There are six of us in the team that I currently work with on my main project related to the organoids mentioned above. My expertise is in the realm of genetics i.e., DNA. My fellow members are experts in other cellular functions and mechanisms (RNA and protein), which we know work in concert with DNA as part of the gene-expression chain. When we come together, we are able to create a beautiful picture of the whole drug target identification space in our disease of interest.
Weekly collaboration sessions
Every Wednesday at 8am, I touch base with my colleagues and we have what I jokingly call a Prosecco & Scrum session. (The joke is that it hasn’t ever involved any actual prosecco, but I promised everyone that it will do when we find our first successful drug target!). It’s an opportunity for me and the bench scientists to discuss each other’s work and share insights.
I get to ask them what they think about my latest hypotheses and if there are any experiments they could conduct to verify them. Meanwhile, they will bring me up to speed with their latest discoveries and thought processes and tell me about genes they think would be worth investigating via the results of my statistical analyses.
The opportunity to collaborate with bench scientists in this way is one of the main reasons why I chose to come to Novartis – and why I have stayed. When I was in academia, I never really got to see beyond my own small part of the story. I would identify genetic variants of interest, publish my findings, and that would be it. Now I get to see my work in its true context, to follow the story through its next, fascinating chapter and to discover if the variants I have identified are in fact actionable or not.
A unique working environment
The world of genetic epidemiology is not that big. Most of us know each other and everyone always has a pretty good idea what everyone else is up to. So I am able to say with some certainty that the way we work at Novartis is unique.

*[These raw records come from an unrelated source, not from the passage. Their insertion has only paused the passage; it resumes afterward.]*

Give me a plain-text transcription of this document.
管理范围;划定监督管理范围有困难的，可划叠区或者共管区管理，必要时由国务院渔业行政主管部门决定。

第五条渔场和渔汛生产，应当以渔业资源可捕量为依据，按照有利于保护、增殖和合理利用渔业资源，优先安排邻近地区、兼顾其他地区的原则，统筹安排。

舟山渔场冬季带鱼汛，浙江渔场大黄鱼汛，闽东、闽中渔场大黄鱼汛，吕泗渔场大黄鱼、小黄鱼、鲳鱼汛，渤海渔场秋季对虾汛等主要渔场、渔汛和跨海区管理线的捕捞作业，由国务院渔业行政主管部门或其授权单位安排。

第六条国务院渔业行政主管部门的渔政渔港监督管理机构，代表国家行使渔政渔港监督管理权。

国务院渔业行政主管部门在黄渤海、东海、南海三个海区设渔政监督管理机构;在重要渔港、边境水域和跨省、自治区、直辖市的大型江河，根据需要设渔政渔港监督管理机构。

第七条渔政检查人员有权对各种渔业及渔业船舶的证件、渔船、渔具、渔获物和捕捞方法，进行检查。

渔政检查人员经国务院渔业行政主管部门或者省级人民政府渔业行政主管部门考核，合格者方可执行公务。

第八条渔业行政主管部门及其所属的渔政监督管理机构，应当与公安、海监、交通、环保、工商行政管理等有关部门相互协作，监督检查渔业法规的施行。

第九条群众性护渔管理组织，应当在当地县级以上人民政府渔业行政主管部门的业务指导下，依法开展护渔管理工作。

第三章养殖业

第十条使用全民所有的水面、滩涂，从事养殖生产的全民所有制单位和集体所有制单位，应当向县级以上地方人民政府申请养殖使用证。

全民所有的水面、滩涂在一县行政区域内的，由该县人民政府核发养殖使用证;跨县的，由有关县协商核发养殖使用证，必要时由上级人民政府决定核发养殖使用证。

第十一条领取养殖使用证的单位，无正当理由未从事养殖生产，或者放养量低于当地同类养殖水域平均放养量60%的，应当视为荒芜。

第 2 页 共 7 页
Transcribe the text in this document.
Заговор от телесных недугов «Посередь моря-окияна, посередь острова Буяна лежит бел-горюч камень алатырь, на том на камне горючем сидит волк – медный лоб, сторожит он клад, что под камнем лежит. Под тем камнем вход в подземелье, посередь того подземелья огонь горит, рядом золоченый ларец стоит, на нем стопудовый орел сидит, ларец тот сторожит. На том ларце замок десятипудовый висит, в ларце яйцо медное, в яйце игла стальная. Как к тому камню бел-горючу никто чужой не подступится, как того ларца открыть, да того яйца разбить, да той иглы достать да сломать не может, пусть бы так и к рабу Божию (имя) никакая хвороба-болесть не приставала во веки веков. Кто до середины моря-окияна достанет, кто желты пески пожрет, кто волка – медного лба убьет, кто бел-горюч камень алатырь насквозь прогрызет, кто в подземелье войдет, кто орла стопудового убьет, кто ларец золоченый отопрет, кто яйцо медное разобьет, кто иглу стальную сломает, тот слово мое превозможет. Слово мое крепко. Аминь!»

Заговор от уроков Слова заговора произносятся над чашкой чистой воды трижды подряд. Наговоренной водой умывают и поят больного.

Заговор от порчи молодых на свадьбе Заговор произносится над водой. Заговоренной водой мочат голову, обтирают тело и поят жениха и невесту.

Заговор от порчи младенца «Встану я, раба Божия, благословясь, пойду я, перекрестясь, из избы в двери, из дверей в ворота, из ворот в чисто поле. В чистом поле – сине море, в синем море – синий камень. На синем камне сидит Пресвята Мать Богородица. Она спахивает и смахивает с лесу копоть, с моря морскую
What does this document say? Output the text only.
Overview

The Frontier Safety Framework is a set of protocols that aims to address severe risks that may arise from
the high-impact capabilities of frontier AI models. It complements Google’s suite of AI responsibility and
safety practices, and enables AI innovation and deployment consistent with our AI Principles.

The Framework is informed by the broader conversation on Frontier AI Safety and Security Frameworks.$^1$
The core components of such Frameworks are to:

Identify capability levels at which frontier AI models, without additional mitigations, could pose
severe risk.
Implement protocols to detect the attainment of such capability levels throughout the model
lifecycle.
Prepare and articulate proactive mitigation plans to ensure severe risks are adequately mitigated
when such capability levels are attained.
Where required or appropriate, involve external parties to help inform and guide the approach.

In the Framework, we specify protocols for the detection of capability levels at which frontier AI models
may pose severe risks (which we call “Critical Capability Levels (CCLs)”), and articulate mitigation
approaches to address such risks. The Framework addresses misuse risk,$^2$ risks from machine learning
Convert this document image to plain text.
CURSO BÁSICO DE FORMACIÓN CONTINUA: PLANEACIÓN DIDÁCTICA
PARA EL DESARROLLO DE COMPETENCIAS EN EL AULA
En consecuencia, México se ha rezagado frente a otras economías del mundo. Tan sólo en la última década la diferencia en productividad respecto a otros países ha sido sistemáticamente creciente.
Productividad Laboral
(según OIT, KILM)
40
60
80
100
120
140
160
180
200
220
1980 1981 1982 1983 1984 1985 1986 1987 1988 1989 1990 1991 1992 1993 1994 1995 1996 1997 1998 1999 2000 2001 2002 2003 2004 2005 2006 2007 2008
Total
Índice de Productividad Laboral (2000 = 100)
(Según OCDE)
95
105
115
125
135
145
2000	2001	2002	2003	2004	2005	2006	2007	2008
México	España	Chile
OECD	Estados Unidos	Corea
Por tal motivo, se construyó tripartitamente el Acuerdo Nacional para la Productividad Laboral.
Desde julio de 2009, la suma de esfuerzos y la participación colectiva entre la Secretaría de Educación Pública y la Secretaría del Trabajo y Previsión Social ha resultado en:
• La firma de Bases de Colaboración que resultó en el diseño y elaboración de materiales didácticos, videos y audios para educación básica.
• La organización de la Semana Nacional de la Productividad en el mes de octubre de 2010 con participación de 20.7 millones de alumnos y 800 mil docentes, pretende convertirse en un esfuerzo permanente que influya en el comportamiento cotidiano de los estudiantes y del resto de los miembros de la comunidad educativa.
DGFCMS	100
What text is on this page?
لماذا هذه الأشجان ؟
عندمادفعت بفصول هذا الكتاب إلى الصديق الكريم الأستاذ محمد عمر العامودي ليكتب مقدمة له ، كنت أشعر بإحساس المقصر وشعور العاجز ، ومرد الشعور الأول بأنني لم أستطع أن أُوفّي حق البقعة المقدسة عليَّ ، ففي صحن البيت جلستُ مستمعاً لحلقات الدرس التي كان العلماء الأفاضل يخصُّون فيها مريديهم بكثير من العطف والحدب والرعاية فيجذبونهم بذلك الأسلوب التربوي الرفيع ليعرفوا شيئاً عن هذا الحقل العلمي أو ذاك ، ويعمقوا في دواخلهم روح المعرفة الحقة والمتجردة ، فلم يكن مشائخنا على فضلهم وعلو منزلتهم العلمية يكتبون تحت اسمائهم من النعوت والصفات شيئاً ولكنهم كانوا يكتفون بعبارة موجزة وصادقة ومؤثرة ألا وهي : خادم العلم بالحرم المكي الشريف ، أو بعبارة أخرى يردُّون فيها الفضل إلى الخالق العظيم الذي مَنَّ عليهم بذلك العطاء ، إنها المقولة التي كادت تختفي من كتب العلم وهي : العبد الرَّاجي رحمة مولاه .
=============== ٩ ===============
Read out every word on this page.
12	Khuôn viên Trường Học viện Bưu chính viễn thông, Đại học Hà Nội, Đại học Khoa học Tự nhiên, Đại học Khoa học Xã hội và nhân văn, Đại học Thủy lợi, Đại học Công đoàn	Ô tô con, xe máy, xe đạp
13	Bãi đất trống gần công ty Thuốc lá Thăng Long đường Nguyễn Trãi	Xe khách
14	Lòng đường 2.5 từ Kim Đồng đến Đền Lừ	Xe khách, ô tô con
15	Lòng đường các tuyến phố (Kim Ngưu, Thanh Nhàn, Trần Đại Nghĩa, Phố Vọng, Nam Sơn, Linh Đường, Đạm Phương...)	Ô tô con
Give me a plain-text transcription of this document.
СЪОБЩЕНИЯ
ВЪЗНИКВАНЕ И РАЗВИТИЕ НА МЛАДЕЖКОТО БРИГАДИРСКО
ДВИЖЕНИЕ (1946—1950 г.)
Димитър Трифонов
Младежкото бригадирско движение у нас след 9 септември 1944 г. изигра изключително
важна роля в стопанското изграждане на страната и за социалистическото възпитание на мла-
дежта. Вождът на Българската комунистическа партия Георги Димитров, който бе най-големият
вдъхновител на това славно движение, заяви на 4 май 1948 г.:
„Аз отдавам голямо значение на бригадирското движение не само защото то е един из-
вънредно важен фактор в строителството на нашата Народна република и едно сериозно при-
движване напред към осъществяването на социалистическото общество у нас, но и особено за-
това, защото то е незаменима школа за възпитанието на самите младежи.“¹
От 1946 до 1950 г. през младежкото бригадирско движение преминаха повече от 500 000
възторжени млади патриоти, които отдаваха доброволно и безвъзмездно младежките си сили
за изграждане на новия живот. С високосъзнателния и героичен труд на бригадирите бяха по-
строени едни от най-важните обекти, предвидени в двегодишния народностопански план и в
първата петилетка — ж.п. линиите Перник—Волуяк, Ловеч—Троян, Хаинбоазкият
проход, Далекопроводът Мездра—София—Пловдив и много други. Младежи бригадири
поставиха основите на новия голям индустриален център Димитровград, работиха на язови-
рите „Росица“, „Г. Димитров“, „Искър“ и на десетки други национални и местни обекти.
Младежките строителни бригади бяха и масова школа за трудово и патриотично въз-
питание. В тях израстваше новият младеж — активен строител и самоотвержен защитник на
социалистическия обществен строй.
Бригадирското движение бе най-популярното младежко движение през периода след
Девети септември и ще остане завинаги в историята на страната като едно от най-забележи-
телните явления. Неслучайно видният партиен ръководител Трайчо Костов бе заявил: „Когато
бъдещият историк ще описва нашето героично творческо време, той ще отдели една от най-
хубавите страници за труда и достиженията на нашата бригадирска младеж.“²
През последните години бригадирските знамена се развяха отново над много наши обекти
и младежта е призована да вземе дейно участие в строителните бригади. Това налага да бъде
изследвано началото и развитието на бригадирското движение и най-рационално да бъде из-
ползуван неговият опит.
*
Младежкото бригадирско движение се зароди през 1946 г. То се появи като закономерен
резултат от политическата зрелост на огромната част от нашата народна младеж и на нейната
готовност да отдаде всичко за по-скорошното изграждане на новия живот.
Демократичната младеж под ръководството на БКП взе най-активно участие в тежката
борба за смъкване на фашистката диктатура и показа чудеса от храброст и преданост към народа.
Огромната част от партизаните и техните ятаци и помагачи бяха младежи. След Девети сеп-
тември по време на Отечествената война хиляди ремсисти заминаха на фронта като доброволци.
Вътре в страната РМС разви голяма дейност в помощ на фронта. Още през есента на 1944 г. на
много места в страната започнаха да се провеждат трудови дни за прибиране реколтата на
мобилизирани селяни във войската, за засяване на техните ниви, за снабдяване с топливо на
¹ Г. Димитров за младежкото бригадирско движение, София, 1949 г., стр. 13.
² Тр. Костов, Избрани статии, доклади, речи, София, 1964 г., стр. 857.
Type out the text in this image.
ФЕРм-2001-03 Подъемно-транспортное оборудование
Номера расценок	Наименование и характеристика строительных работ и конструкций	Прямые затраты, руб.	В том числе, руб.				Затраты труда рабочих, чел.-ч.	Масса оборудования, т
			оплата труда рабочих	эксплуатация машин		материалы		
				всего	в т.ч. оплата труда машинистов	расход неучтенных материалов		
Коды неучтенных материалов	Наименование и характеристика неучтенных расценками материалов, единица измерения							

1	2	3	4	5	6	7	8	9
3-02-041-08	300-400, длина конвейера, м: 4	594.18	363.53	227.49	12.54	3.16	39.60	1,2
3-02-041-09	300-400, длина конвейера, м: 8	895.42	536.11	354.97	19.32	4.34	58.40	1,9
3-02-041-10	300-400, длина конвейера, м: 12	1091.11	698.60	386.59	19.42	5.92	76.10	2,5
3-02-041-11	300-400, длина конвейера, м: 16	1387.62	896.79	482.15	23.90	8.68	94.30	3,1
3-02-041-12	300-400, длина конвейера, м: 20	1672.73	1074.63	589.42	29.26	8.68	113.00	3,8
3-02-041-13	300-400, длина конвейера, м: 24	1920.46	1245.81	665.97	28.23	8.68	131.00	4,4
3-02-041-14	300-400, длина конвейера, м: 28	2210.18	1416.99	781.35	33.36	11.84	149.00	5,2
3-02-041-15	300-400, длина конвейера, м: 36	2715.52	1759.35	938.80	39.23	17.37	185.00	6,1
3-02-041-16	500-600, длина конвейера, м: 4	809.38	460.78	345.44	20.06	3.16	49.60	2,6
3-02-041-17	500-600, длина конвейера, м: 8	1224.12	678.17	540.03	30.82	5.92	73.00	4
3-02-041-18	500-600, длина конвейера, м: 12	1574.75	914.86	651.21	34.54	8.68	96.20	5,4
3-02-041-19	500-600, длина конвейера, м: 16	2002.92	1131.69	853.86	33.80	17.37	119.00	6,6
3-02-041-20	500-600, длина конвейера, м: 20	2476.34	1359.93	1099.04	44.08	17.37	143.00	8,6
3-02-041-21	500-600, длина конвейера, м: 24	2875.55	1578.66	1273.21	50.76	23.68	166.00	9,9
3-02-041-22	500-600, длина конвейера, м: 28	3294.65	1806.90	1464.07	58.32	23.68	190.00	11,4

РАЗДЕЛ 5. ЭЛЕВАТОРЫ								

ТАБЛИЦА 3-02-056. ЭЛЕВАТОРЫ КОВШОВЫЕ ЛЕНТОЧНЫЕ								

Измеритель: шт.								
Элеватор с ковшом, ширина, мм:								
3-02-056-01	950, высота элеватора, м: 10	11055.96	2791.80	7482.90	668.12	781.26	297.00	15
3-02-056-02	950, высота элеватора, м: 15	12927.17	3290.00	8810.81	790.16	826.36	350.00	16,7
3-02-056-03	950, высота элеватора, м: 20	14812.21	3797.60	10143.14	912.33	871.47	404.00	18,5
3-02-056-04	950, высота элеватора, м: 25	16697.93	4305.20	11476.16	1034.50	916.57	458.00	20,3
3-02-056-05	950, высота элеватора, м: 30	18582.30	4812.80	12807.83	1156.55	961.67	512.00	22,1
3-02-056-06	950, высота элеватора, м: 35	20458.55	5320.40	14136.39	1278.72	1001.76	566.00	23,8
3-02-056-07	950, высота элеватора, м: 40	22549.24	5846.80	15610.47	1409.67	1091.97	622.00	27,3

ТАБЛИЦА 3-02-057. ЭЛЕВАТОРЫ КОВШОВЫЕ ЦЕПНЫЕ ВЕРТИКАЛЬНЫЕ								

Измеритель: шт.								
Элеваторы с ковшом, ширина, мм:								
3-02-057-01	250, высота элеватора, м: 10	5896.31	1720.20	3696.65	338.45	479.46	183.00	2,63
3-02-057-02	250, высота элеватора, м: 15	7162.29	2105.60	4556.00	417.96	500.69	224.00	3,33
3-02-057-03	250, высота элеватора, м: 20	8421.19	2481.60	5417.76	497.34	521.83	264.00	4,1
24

My geneticist friends here in Boston often tell me how envious they are. In their jobs, they are left to figure out all the pieces of the puzzle alone. They know how much quicker and more effectively they could get stuff done if they had access to all the expert insights that I do.
Also, I can’t help thinking that I have much more fun. Working with bench scientists (and their organoids) has brought an extra dimension to my work and made it more interesting and enjoyable than ever before.
When I do finally get that morning glass of prosecco, I’ll be sure to propose a toast – to collaboration!